Wednesday, 21 September 2011
Why your app says "no" when you try to move it to your SD card
Hey hey, you you, get off of my card!
Browse the market and you'll find bazillions of comments along the lines of: "Crapware! Dis app sux donkey ass. F*kking piece of shyt wont instal on SD."
Needless to say, the commenter usually blames the app developer for doing the right thing.
Because not all apps can run from your SD card, and even for those that can there are often good reasons why they shouldn't.

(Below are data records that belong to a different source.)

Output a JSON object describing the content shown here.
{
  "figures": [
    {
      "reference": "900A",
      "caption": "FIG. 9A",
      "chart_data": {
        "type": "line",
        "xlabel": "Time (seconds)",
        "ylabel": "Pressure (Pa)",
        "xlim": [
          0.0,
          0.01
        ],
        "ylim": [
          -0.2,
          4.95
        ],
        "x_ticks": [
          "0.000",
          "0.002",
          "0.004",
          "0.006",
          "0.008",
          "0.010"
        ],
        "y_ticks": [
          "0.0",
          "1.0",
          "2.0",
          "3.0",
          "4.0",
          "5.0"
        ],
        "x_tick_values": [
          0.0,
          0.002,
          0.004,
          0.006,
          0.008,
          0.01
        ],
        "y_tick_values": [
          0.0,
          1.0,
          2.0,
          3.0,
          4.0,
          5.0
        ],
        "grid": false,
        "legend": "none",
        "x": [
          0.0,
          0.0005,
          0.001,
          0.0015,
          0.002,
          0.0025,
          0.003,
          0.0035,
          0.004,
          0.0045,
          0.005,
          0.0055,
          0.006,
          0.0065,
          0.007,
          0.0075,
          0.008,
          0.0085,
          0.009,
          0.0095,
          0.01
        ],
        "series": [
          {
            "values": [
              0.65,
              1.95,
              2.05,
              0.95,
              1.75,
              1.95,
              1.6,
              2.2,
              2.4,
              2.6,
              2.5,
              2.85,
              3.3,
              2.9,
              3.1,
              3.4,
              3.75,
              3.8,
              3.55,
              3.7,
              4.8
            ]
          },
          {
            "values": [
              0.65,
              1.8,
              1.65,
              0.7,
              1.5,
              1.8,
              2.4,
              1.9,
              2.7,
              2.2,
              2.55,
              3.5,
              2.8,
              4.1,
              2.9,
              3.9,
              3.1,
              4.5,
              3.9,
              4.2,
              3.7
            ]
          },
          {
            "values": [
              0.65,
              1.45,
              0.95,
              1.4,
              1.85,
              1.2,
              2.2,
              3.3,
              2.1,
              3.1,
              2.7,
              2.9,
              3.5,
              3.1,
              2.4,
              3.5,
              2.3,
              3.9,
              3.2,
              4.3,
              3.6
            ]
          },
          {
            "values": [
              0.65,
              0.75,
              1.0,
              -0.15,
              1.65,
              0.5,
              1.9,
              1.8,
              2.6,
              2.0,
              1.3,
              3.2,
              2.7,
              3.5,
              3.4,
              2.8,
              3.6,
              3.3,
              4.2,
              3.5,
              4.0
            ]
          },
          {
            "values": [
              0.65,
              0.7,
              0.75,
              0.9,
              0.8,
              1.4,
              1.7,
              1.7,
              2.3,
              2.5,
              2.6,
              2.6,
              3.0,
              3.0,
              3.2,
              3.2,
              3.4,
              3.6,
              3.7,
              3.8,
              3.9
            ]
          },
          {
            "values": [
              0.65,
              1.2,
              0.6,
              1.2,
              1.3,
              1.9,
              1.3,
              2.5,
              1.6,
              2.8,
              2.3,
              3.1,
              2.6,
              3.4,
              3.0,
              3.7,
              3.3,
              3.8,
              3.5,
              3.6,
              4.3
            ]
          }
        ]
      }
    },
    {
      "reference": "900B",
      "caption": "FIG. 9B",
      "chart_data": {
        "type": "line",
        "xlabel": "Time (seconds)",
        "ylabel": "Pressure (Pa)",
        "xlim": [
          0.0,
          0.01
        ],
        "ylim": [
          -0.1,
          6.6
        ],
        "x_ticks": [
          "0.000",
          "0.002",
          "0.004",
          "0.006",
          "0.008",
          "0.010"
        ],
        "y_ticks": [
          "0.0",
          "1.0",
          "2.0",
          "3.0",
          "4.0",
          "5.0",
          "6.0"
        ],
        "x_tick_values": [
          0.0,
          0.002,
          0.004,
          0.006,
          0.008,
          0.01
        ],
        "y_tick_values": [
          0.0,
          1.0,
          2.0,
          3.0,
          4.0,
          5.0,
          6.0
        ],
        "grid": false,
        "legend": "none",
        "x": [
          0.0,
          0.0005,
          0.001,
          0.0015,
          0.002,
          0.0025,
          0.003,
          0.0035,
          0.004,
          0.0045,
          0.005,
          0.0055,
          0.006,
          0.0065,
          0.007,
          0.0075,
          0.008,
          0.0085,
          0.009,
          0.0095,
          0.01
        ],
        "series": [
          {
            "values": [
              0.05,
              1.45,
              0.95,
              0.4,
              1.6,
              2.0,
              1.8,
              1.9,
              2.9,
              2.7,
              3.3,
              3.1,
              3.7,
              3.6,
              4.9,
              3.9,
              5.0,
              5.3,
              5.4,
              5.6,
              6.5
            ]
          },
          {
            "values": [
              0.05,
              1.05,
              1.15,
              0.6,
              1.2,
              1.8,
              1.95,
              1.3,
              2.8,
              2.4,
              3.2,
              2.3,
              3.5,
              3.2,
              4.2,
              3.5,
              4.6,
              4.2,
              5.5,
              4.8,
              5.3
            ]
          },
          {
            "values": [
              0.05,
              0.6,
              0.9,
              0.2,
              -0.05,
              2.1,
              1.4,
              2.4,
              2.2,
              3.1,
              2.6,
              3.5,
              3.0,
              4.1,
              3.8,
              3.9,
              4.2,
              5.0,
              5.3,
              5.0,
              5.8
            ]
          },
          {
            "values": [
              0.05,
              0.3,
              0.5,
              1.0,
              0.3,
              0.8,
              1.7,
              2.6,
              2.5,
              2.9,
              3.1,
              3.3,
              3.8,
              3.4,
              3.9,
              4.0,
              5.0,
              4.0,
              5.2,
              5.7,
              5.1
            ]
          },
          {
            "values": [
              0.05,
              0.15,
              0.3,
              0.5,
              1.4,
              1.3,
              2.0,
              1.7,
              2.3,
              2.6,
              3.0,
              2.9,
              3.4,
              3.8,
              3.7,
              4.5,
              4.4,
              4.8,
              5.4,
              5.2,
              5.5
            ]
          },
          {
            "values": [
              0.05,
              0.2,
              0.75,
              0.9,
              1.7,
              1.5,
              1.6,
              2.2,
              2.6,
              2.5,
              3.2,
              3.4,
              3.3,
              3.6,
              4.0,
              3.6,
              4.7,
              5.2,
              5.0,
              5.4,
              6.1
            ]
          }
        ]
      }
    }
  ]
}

In a perfect Android world no app would run from your memory card, because you'd have so much internal memory on your phone that there'd be no need to send apps away. SD cards are more likely to be bitten by data corruption. If they're not mounted, your phone won't see them so the apps on them won't run. Memory cards are much slower than your internal memory. There are plenty of reasons why you should only install apps on your SD card if you're really out space on your internal phone memory. Moving apps to SD is a measure of last resort, and you'll need to think carefully about which apps you can dump on your card and which apps you shouldn't.
To card or not to card
Apps on your memory card are stored in a folder called .android_secure. If you open this folder in a file manager on your phone it appears empty, but if you browse your memory card from a computer you'll see what's inside. Dictionary app Euro Dictionary stores stuff in that folder, and so does language tutor busuu. Apps that require large external libraries tend to store 'em on your memory card by default because they have good reasons for that.
And then there are apps which have no business on your SD card, because that would simply break them.

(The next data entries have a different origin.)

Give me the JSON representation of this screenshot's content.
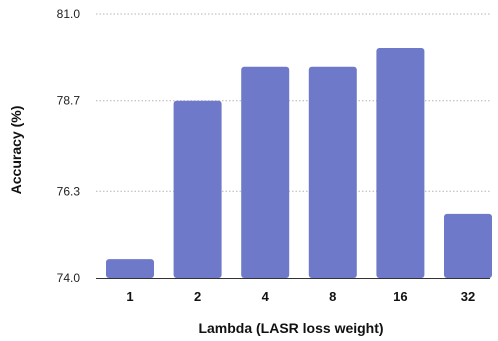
{
  "chart_data": {
    "type": "bar",
    "categories": [
      "1",
      "2",
      "4",
      "8",
      "16",
      "32"
    ],
    "values": [
      74.5,
      78.7,
      79.6,
      79.6,
      80.1,
      75.7
    ],
    "xlabel": "Lambda (LASR loss weight)",
    "ylabel": "Accuracy (%)",
    "ylim": [
      74.0,
      81.0
    ],
    "yticks": [
      "74.0",
      "76.3",
      "78.7",
      "81.0"
    ],
    "grid": true,
    "bar_color": "#6f79c9",
    "grid_color": "#b5b5b5",
    "axis_color": "#333333"
  }
}
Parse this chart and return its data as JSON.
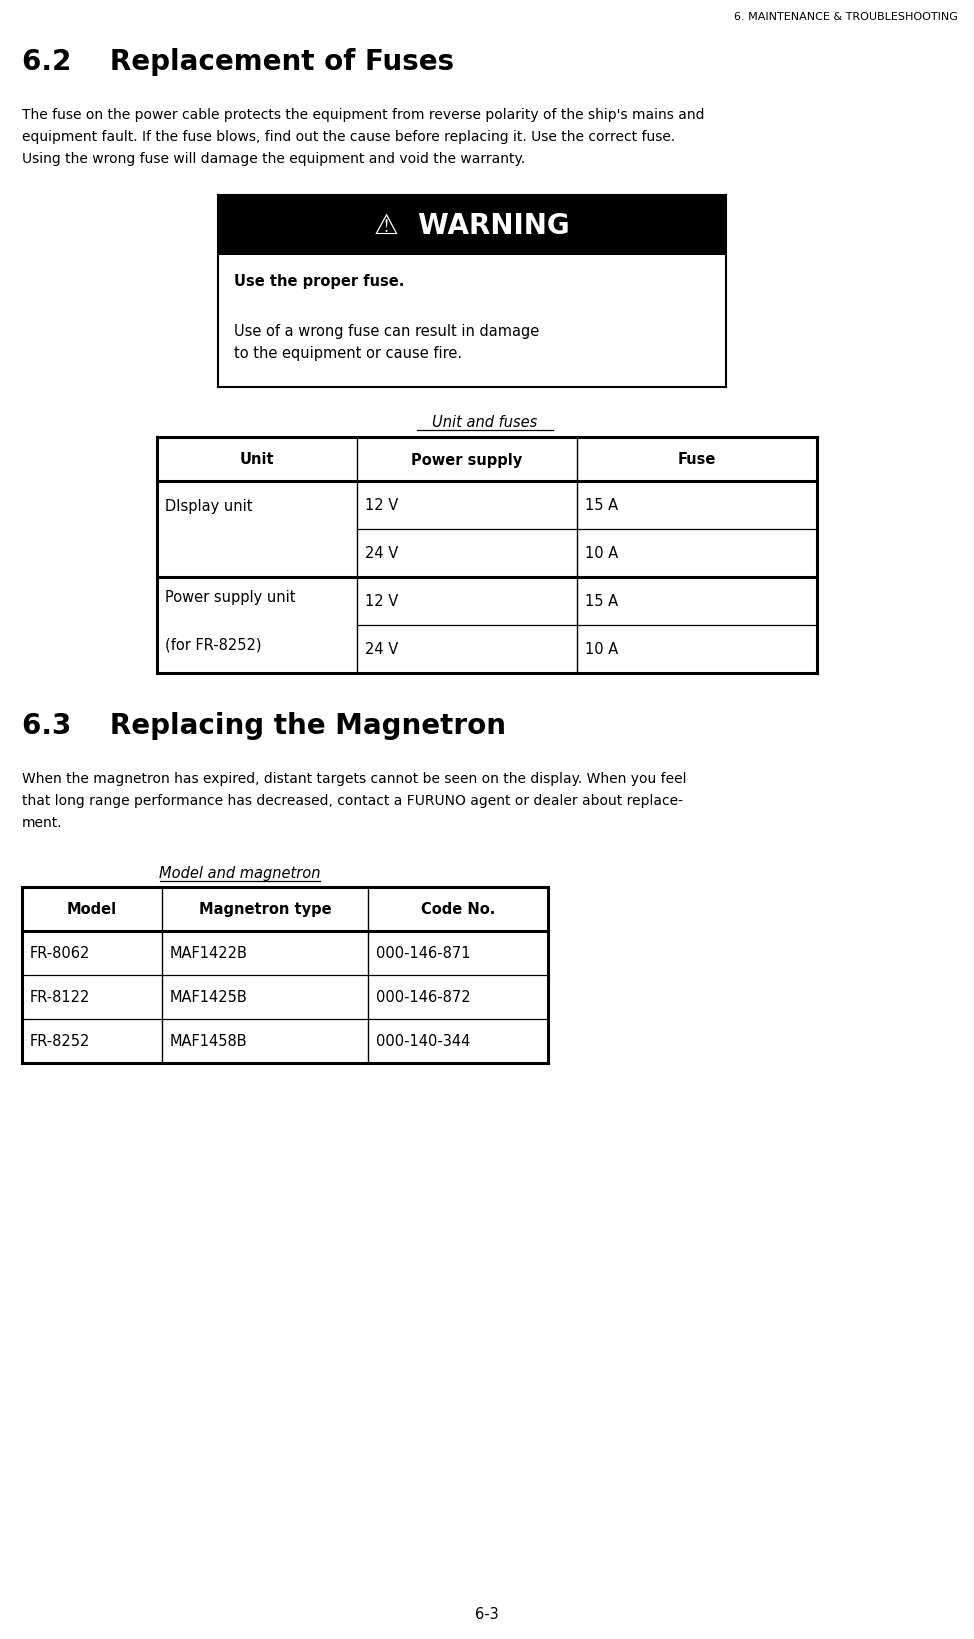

Any app with widgets needs to live on your internal phone memory. Put 'em on your SD card and your widgets won't work properly, because whenever your SD card is unmounted your phone won't see what's on it.
Anything that needs to autostart before other apps doesn't belong on your SD card either. You'd want a security app like LBE Privacy Guard to start before anything else does, wouldn't you. And DroidWall would be even more leaky on boot if it would sit on SD. Anything you move out of internal memory starts after everything else does.
Launchers? Try to move 'em to SD and see what happens. VoIP apps? Put 'em on SD and nobody can reach you when you're copying music from your PC. Alarm clocks and calendars? If your SD card is talking to your computer instead of your phone you'll oversleep and miss your flight. Keyboard apps have no business on your external card either.
And yet people punish developers by spitting negative comments and one star ratings at apps that they can't push to their cards because that would break 'em. Maybe developers should use their market descriptions to explain why their apps won't sit on SD to educate the ignorant?